6. Vrijspraak van het onder 2 primair ten laste gelegde (feitelijk leiding geven aan medeplegen van valsheid in geschrift)
6.1. De raadsvrouw van [verdachte] heeft zich ten aanzien van het aan [verdachte] onder 2 primair tenlastegelegde aangesloten bij het verweer dat door Trafigura in dezen is gevoerd.
6.2. Ten aanzien van het verweer van Trafigura heeft de rechtbank als volgt overwogen:
"7.1. De verdediging heeft ten aanzien van het onder 3 tenlastegelegde tot vrijspraak geconcludeerd. Die stelling is gestoeld op de overweging dat het bewijs - gegeven het bewijsoverzicht van het OM - "solely or to a decisive degree" berust op de verklaring van medeverdachte [naam 1], terwijl de verdediging geen gelegenheid heeft gehad tot ondervraging van [naam 1] in het vooronderzoek en evenmin ter terechtzitting hetgeen strijdig is met het ondervragingsrecht van artikel 6 EVRM. De verklaring van [naam 1] mag daarom niet voor het bewijs worden gebruikt, aldus de verdediging.
7.2. De rechtbank verwerpt het verwijt van de verdediging dat de Staat (waarmee gedoeld wordt op het OM en de rechtbank) het vereiste niveau van inspanningen niet heeft gehaald om te zorgen dat het ondervragingsrecht van de verdediging gestalte kreeg.
7.3. Bij het onderzoek ter terechtzitting is niet aannemelijk geworden dat in dezen het OM zich niet in voldoende mate zou hebben ingespannen. Voor de rechtbank geldt dat zij bij de regiezitting in juni 2008 het verzoek tot het horen van [naam 1] heeft toegestaan en dat door de rechter-commissaris een en andermaal is getracht [naam 1] te doen horen in aanwezigheid van de verdediging.

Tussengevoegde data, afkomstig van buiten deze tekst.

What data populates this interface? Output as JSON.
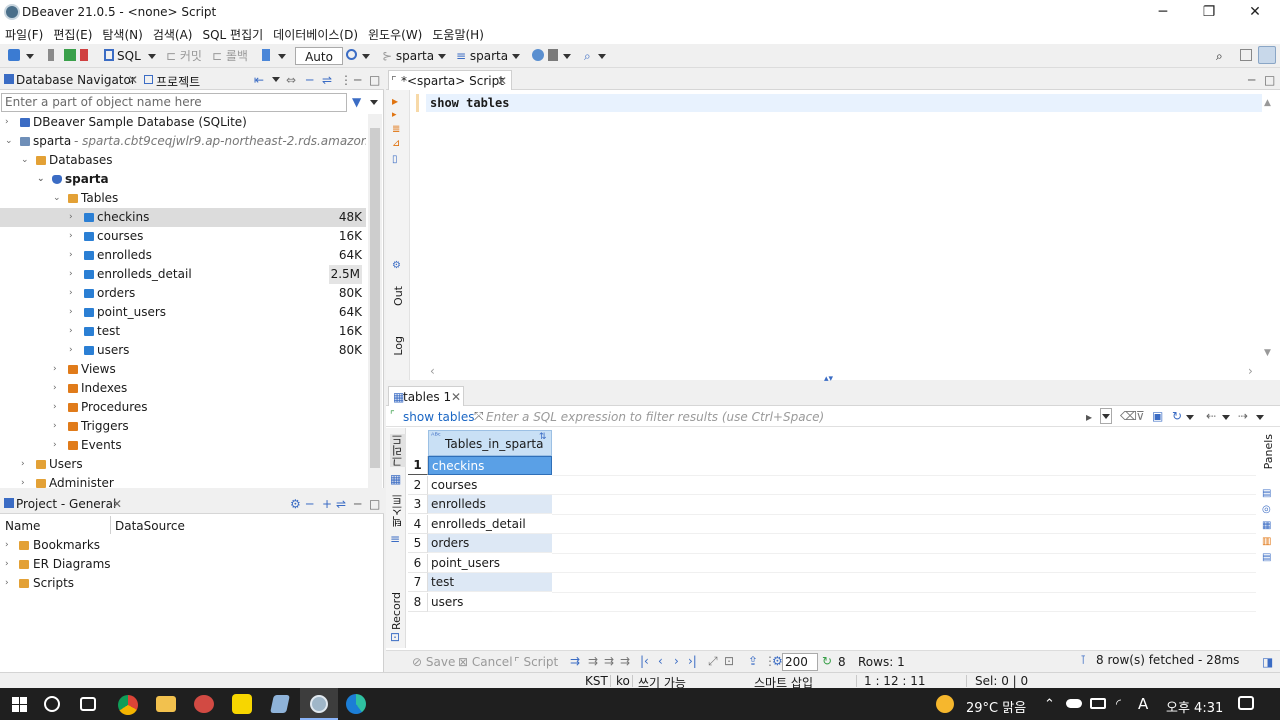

Ook nadat de rechtbank rond mei 2009 de data voor de inhoudelijke behandeling had bepaald op juni 2010 is het niet mogelijk gebleken [naam 1] te horen in aanwezigheid van de rechter-commissaris en de verdediging. Ten slotte geldt dat [naam 1] in zijn eigen zaak niet terechtzitting heeft willen verschijnen.
7.4. Het voorgaande betekent dat aan de verdediging - in de woorden van het EHRM (26 maart 1996, [naam 12] § 72, LJN AD2516 en 20 december 2001, P.S. tegen Duitsland § 23, LJN AE7401) - in beginsel compensatie moet worden geboden: "any difficulties caused to the defence by a limitation on the rights must be sufficiently counterbalanced by the procedures followed by the judicial authorites." Waar het in dezen gaat om een voor verdachte belastende verklaring staat de mogelijkheid om die verklaring te toetsen centraal. Naar het oordeel van de rechtbank staat haar in dezen geen mogelijkheid open tot het bieden van een andere toetsingsmogelijkheid.
7.5. Naar het oordeel van de Hoge Raad (zie bijv. NJ 2003, 672) mag evenwel een verklaring van een persoon die - ondanks een daartoe strekkend verzoek - niet door de verdediging kon worden ondervraagd, voor het bewijs worden gebruikt, mits de betrokkenheid van de verdachte bij het hem of haar ten laste gelegde feit voldoende steun vindt in andere bewijsmiddelen en dat steunbewijs betrekking heeft op de door de verdediging betwiste onderdelen van die verklaring. In het onderhavige geval staat vast dat de verdediging met kracht van argumenten de juistheid van de verklaring van [naam 1] heeft betwist.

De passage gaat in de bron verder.